Für Fred Gould, Insektenforscher an der North Carolina State University, drängt sich nach den Ergebnissen der Studie die Frage auf: „Sehen wir Resistenzen deshalb nicht, weil die amerikanische Umweltbehörde EPA ein Hoch-Dosis-Refugien-Verfahren beim Anbau von Bt-Pflanzen vorschreibt, oder hätten wir von vorneherein niemals ein solches Resistenzmanagement gebraucht?“
Neue Konzepte gegen Resistenzentwicklung
Doch für eine Abkehr vom bisherigen Konzept scheint es indes noch zu früh. Die Entwicklung von Resistenzen ist ein grundlegender und kaum abzuwendender Prozess. Insekten haben eine enorme Anpassungsfähigkeit. Nahezu gegen jeden Wirkstoff, der in der Vergangenheit zur ihrer Bekämpfung eingesetzt wurde, entwickeln sich über kurz oder lang Resistenzen. Bekannt sind heute über fünfhundert Insektenarten mit Resistenzen gegen ein oder mehrere konventionelle Insektizidwirkstoffe.
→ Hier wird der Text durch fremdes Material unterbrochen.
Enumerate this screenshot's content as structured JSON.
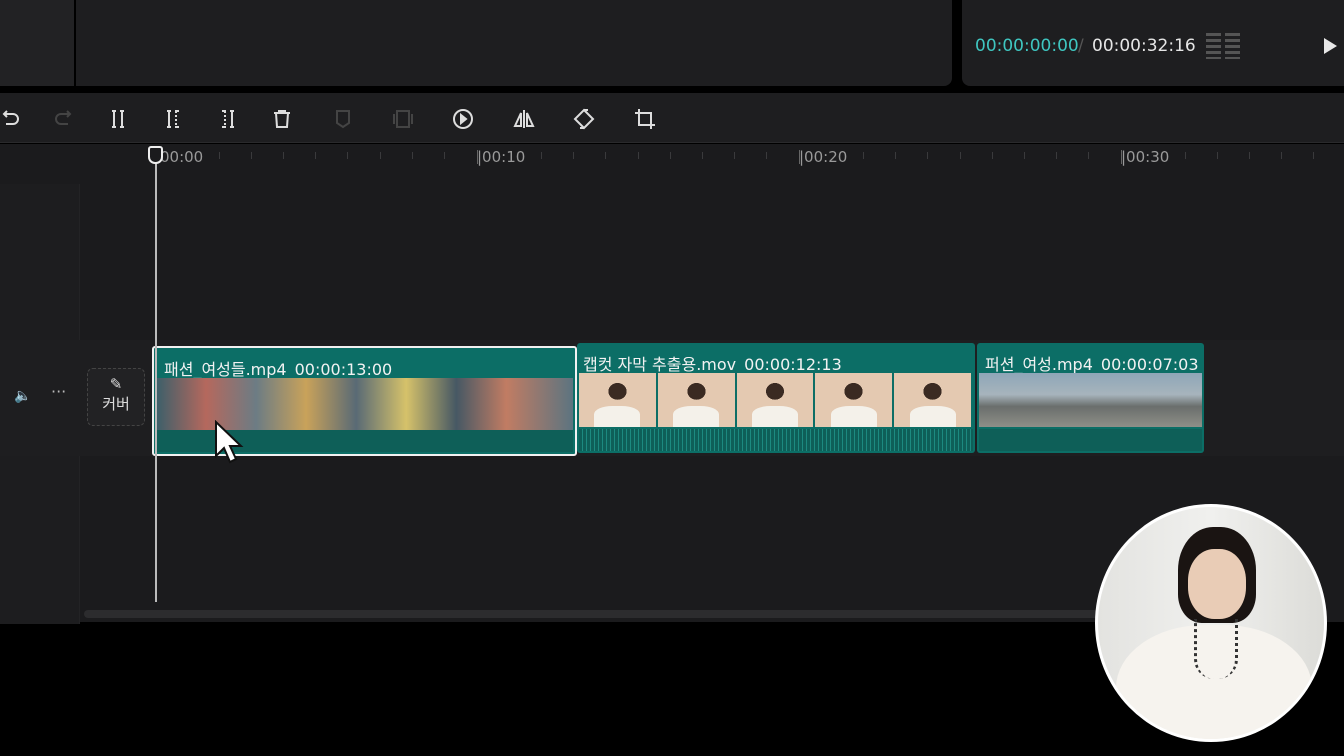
{
  "preview": {
    "current_time": "00:00:00:00",
    "separator": "/",
    "total_time": "00:00:32:16"
  },
  "toolbar": {
    "buttons": [
      "undo",
      "redo",
      "split",
      "split-left",
      "split-right",
      "delete",
      "mark",
      "freeze-frame",
      "reverse",
      "mirror",
      "rotate",
      "crop"
    ]
  },
  "ruler": {
    "labels": [
      "00:00",
      "|00:10",
      "|00:20",
      "|00:30"
    ]
  },
  "track": {
    "cover_label": "커버",
    "clips": [
      {
        "name": "패션_여성들.mp4",
        "duration": "00:00:13:00",
        "selected": true
      },
      {
        "name": "캡컷 자막 추출용.mov",
        "duration": "00:00:12:13",
        "selected": false
      },
      {
        "name": "퍼션_여성.mp4",
        "duration": "00:00:07:03",
        "selected": false
      }
    ]
  },
  "colors": {
    "accent": "#3fc6c0",
    "clip": "#0c6e66",
    "background": "#1b1b1d"
  }
}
Wie schnell das auch bei Bt-Toxinen eintreten kann, deuten Laborexperimente an: Sechzehn verschiedenen Insektenarten haben dabei in relativ kurzer Zeit Resistenzen erworben: zehn verschiedene Falter-, zwei Käfer- und vier Fliegenarten. Darunter befanden sich auch gefürchtete Baumwoll- und Maisschädlinge wie der Kapselwurm oder der Maiszünsler.
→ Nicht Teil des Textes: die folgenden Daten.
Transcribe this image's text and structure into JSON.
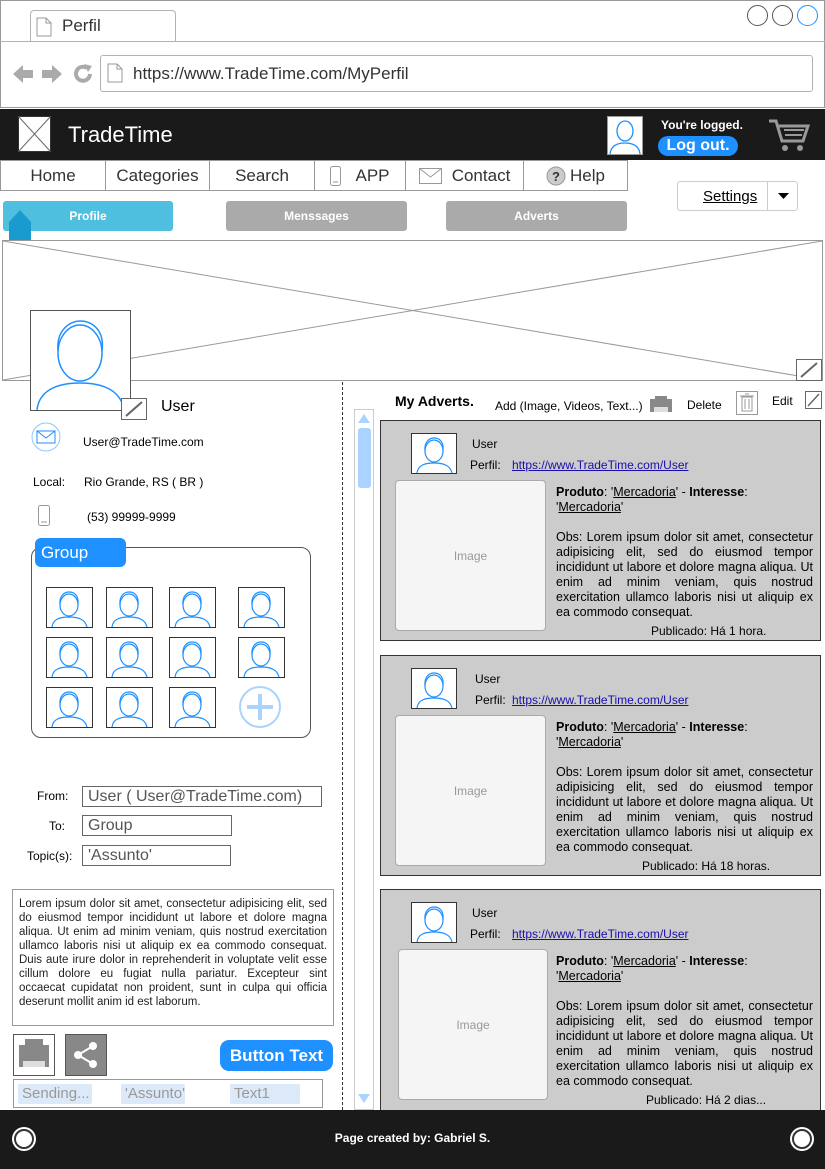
{
  "browser": {
    "tab_title": "Perfil",
    "url": "https://www.TradeTime.com/MyPerfil"
  },
  "header": {
    "brand": "TradeTime",
    "logged_text": "You're logged.",
    "logout_label": "Log out."
  },
  "nav": {
    "items": [
      "Home",
      "Categories",
      "Search",
      "APP",
      "Contact",
      "Help"
    ],
    "settings_label": "Settings"
  },
  "subtabs": {
    "profile": "Profile",
    "messages": "Menssages",
    "adverts": "Adverts"
  },
  "profile": {
    "name": "User",
    "email": "User@TradeTime.com",
    "local_label": "Local:",
    "local_value": "Rio Grande, RS ( BR )",
    "phone": "(53) 99999-9999",
    "group_label": "Group"
  },
  "message": {
    "from_label": "From:",
    "from_value": "User ( User@TradeTime.com)",
    "to_label": "To:",
    "to_value": "Group",
    "topic_label": "Topic(s):",
    "topic_value": "'Assunto'",
    "body": "Lorem ipsum dolor sit amet, consectetur adipisicing elit, sed do eiusmod tempor incididunt ut labore et dolore magna aliqua. Ut enim ad minim veniam, quis nostrud exercitation ullamco laboris nisi ut aliquip ex ea commodo consequat. Duis aute irure dolor in reprehenderit in voluptate velit esse cillum dolore eu fugiat nulla pariatur. Excepteur sint occaecat cupidatat non proident, sunt in culpa qui officia deserunt mollit anim id est laborum.",
    "button_label": "Button Text",
    "status": [
      "Sending...",
      "'Assunto'",
      "Text1"
    ]
  },
  "adverts": {
    "title": "My Adverts.",
    "add_label": "Add (Image, Videos, Text...)",
    "delete_label": "Delete",
    "edit_label": "Edit",
    "items": [
      {
        "user": "User",
        "perfil_label": "Perfil:",
        "link": "https://www.TradeTime.com/User",
        "image_label": "Image",
        "produto_label": "Produto",
        "produto_value": "Mercadoria",
        "interesse_label": "Interesse",
        "interesse_value": "Mercadoria",
        "obs": "Obs: Lorem ipsum dolor sit amet, consectetur adipisicing elit, sed do eiusmod tempor incididunt ut labore et dolore magna aliqua. Ut enim ad minim veniam, quis nostrud exercitation ullamco laboris nisi ut aliquip ex ea commodo consequat.",
        "published": "Publicado: Há 1 hora."
      },
      {
        "user": "User",
        "perfil_label": "Perfil:",
        "link": "https://www.TradeTime.com/User",
        "image_label": "Image",
        "produto_label": "Produto",
        "produto_value": "Mercadoria",
        "interesse_label": "Interesse",
        "interesse_value": "Mercadoria",
        "obs": "Obs: Lorem ipsum dolor sit amet, consectetur adipisicing elit, sed do eiusmod tempor incididunt ut labore et dolore magna aliqua. Ut enim ad minim veniam, quis nostrud exercitation ullamco laboris nisi ut aliquip ex ea commodo consequat.",
        "published": "Publicado: Há 18 horas."
      },
      {
        "user": "User",
        "perfil_label": "Perfil:",
        "link": "https://www.TradeTime.com/User",
        "image_label": "Image",
        "produto_label": "Produto",
        "produto_value": "Mercadoria",
        "interesse_label": "Interesse",
        "interesse_value": "Mercadoria",
        "obs": "Obs: Lorem ipsum dolor sit amet, consectetur adipisicing elit, sed do eiusmod tempor incididunt ut labore et dolore magna aliqua. Ut enim ad minim veniam, quis nostrud exercitation ullamco laboris nisi ut aliquip ex ea commodo consequat.",
        "published": "Publicado: Há 2  dias..."
      }
    ]
  },
  "footer": {
    "credit": "Page created by: Gabriel S."
  },
  "colors": {
    "accent": "#1e90ff",
    "profile_tab": "#4fbfe0",
    "inactive_tab": "#aaaaaa",
    "dark": "#1a1a1a",
    "card_bg": "#cccccc"
  }
}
Auch Tabashnik hält das Resistenzproblem daher trotz der positiven Erfahrungen beim Anbau von Bt-Pflanzen weiterhin für eine reale Gefahr. Aus diesem Grund wird über neuen Strategien zur Vermeidung der Resistenzentwicklung nachgedacht.
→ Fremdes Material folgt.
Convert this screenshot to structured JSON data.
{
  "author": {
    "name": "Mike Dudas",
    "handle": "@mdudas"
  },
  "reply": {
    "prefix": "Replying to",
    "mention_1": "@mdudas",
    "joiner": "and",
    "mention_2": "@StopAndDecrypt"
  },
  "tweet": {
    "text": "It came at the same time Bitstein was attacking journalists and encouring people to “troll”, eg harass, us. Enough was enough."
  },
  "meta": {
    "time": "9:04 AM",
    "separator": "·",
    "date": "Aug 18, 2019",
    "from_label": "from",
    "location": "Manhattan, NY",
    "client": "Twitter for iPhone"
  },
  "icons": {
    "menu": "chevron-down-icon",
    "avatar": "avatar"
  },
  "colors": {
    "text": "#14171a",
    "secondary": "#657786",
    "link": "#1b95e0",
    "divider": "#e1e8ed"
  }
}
- Bt-Pflanzen könnten künftig Bt-Toxine zeitlich begrenzt oder nur in bestimmten Pflanzenteilen produzieren. Auf diese Weise kann der Selektionsdruck auf die Insekten erheblich reduziert werden. Bei den heute angebauten Bt-Pflanzen wird das Toxin noch in allen Pflanzenteilen und über die ganze Anbausaison hinweg gebildet.
- Bt-Pflanzen könnten mehrere unterschiedliche Bt-Toxine produzieren oder zusätzlich zu einem Bt-Toxin eine ganz andere Toxinklasse. Dass ein Insekt gleich gegen zwei oder drei unterschiedliche Wirkstoffe Resistenzen entwickelt, ist sehr unwahrscheinlich. So entwickelt das Agrobiotech-Unternehmen Monsanto Bt-Baumwollpflanzen, die zwei verschiedene Bt-Gene (cry IAC and cry 2Ab) enthalten.